There’s nothing particularly fresh about the dramatic set-up or the characters’ tightly entwined stories of creative triumph against adversity and redemption.
However, Johnson and Ross – daughter of Motown legend Diana Ross – are an appealing double-act, harmonising sweetly as demanding diva and dogsbody in quickfire verbal exchanges.
Screenwriter Flora Greeson has an ear for amusing dialogue like when Ross’ self-absorbed songbird tip toes through a cover version of an apology.
“I may, or may not, have said some things that could have hurt someone’s feelings and for that... I forgive myself!” she smiles.
However, the script stumbles with a contrived final act plot revelation, which ultimately auto-tunes a rousing chorus of emotional healing with mawkish sentiment.
For the past three years, Maggie Sherwoode (Johnson) has worked long, thankless hours as personal lackey to egotistical music superstar Grace Davis (Ross).
She may have 11 Grammys on the mantelpiece but Grace hasn’t released new music for years and long-time manager Jack Robertson (Ice Cube) is insisting they should rest on fading laurels by agreeing a swansong 10-year residency at Caesars Palace in Las Vegas.
Maggie, who is a die-hard Grace Davis fan and yearns to be a music producer, silently disagrees and she makes her point by producing a mix of a forthcoming greatest hits live album by her idol.
Jack is furious.
“If you want to be a producer, you find your own goddamn clients and stay out of mine!” he seethes.
Maggie tearfully obliges.
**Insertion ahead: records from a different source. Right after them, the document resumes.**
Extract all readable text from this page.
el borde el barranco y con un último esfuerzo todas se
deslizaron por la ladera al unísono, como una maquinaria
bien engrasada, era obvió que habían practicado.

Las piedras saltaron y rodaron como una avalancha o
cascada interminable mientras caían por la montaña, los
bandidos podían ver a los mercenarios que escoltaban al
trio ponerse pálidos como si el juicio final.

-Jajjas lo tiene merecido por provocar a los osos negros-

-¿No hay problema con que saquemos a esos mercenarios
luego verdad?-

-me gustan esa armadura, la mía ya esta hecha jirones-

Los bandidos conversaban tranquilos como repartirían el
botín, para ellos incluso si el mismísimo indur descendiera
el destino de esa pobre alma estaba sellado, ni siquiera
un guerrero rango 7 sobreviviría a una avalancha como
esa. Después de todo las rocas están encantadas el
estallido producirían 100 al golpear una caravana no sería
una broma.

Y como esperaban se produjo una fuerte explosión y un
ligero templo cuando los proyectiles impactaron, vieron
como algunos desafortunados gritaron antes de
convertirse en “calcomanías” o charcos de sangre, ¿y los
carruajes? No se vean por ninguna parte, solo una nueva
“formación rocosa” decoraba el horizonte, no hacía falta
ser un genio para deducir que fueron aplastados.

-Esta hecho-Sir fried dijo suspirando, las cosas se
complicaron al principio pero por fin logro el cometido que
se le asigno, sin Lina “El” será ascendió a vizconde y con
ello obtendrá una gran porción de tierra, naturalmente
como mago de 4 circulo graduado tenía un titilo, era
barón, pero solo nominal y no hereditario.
By day, she is at Grace’s beck and call and by night bluffs her way as producer of insecure yet talented singer-songwriter David Cliff (Kelvin Harrison, Jr).
Sparks of attraction fly and Maggie feebly maintains a divide between business and pleasure: “Brian Epstein did not sleep with The Beatles”.
The High Note doesn’t quite soar to the rafters like the title suggests but Ganatra’s handsomely mounted picture entertains consistently between gentle plucks of heartstrings. Comic relief alternates between Zoe Chao as Maggie’s flatmate and June Diane Raphael as Grace’s housekeeper, who knows her station and gladly keeps to it, reminding Maggie: “I manage the house not the woman that lives inside of it.” A fleeting appearance from a surprisingly serious Eddie Izzard as one of Grace’s musical peers feels like a missed opportunity for playfulness.
■ Available to download and stream from May 29.